Mais, tout en étant situé aux dix premières places de l’économie mondiale, le Brésil ne semble pas prêt, encore, pour s’imposer au niveau international : il lui manque, pour cela, une monnaie librement convertible, ainsi qu’un ensemble d’autres moyens d’action pour appuyer un effort réel de coopération internationale (y compris au niveau de l’outil militaire). Mais ce qui manque le plus, en fait, c’est un changement complet de perspective dans la manière d’approcher les réalités internationales : malgré tout son développement industriel et ses progrès scientifiques, le Brésil continue à se classifier en tant que « pays en développement » et à demande un statut égal aux pays les plus pauvres, c’est-à-dire, le traitement préférentiel et plus favorable pour ces pays. Cela semble peu compatible avec un statut de puissance moyenne sur le théâtre international.
6) Selon vous, Lula a-t-il réussi à donner une image positive du Brésil, en termes économiques et politiques, à l'international ?
PRA : Certainement, et cela est dû, en partie à son caractère jovial et sympathique, très simple – bien qu’en partie fabriqué – et d’autre part à l’enchantement de la presse internationale et les moyens de communication – et des leaders do G7, aussi – qui aiment voir en lui l’histoire idéale du self made man venu de très bas et qui a réussi malgré toutes les difficultés de la vie. C’est une très belle histoire, mais aussi alimentée par un puissant service de publicité qui consomme littéralement des millions pour donner cet image d’un « président du peuple », un travailleur comme tous les autres (ce que Lula n’est plus, depuis très longtemps).

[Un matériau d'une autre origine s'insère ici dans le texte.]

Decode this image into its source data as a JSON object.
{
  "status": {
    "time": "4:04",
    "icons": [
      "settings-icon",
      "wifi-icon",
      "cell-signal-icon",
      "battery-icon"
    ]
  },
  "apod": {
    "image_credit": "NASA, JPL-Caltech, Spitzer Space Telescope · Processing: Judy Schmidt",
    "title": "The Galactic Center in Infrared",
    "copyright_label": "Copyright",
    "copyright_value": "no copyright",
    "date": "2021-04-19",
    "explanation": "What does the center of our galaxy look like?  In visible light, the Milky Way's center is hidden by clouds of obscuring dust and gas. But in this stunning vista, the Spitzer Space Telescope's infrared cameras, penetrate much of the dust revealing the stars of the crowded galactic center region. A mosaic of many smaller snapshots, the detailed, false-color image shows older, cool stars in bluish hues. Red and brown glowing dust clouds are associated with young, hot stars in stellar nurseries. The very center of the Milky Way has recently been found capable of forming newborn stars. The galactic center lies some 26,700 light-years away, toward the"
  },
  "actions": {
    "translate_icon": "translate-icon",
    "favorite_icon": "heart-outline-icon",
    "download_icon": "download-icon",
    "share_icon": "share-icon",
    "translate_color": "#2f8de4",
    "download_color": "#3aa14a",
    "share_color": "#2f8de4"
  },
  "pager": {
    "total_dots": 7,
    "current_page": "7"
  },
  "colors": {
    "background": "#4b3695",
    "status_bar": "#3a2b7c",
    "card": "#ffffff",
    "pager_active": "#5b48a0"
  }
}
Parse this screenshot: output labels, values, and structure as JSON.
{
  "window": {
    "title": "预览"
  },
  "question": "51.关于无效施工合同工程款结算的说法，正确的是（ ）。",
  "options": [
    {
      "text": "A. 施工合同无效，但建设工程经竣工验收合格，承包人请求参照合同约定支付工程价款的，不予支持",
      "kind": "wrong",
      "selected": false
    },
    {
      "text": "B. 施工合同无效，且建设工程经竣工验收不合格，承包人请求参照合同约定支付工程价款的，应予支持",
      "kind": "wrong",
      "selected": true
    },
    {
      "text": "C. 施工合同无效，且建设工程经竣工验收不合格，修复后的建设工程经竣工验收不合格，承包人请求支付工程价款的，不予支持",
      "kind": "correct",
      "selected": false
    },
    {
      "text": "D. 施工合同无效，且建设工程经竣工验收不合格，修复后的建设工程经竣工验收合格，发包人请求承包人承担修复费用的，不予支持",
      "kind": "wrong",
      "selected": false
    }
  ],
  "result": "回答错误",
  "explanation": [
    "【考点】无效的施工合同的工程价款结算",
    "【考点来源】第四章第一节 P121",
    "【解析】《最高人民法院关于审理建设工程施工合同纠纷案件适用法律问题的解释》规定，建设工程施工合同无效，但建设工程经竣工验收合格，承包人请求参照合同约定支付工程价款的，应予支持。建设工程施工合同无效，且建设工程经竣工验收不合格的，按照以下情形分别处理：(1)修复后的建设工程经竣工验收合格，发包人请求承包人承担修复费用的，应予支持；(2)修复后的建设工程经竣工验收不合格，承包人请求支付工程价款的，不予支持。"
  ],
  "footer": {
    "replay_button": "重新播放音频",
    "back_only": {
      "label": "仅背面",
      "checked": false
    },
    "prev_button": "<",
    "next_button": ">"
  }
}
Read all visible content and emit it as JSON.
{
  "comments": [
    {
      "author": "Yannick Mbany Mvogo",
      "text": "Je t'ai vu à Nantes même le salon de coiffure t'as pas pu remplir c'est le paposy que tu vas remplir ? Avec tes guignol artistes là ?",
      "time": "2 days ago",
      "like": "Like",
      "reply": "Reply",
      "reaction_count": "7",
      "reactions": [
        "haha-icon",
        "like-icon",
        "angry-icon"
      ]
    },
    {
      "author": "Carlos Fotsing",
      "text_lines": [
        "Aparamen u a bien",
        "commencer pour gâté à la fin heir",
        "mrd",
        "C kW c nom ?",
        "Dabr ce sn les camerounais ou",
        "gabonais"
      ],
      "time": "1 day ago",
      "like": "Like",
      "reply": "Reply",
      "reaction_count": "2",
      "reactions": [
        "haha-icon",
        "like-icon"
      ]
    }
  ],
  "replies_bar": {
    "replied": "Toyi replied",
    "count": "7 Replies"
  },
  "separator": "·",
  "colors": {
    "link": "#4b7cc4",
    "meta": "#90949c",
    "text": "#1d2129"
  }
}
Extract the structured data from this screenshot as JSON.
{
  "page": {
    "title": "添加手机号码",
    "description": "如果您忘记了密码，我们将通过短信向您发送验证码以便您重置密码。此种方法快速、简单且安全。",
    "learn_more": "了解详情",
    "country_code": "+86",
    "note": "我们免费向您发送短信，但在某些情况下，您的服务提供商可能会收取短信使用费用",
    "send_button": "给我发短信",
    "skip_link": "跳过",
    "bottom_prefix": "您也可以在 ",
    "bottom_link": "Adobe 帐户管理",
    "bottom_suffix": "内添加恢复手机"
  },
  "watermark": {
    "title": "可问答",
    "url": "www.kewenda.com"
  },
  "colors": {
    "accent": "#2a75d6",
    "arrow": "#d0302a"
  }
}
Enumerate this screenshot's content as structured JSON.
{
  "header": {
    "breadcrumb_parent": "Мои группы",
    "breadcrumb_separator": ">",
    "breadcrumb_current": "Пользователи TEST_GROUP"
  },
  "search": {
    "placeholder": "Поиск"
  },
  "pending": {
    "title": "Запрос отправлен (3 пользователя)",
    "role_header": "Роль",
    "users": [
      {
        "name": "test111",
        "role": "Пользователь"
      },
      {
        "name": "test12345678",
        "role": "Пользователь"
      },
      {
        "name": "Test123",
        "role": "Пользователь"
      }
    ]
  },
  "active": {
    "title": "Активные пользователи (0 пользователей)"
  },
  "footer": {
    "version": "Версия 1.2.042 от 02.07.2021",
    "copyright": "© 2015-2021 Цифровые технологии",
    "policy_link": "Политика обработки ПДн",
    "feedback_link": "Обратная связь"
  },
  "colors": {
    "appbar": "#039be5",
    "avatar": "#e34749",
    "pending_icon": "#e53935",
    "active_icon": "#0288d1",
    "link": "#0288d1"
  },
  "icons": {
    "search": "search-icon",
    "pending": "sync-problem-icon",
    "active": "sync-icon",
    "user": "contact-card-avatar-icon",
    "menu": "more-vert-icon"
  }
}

Nonobstant, il faut reconnaître que Lula sait s’imposer naturellement, même si certaines causes ne sont pas toujours du « bon côté » (par exemple, son appui aux régimes soit disant gauchistes, dont certains sont des parfaites dictatures).
7) Lula arrive bientôt à la fin de son second mandat. Selon vous, le bilan est-il positif? Qu'a-t-il apporté au Brésil ?
PRA : Comme toujours, il faut séparer le mythe, ou la fiction servie par les publicitaires du gouvernement, de la réalité économique et sociale. Le Brésil est-il mieux aujourd’hui qu’il y a sept ou huit ans auparavant ? : vraisemblablement, mais cela est dû, en grande partie, aux politiques classifiés comme « de droite » – stabilité monétaire, responsabilité fiscale, taux de change flottant – héritées de la période précédente, mais aussi au bon sens de Lula, de ne suivre les recommandations assez louches de son parti et des « intellectuels gramsciens » de l’académie – il ne s’est pas laissé tenter, par exemple, par un appel facile à des émissions irresponsables, le contrôle des capitaux, la manipulation de l’échange, le protectionnisme exagéré ou le recours à l’endettement – bien qu’on ne peut laisser de remarquer une forte rechute dans l’exacerbation du pouvoir d’État (avec création de nombreuses entreprises publiques et le démesure administrative de presque 40 ministères et secrétariats d’État. Lula fait beaucoup des discours, tout le temps, comme s’il était en campagne permanente, et l’accent démagogique tend chaque fois à l’emporter sur le didactique.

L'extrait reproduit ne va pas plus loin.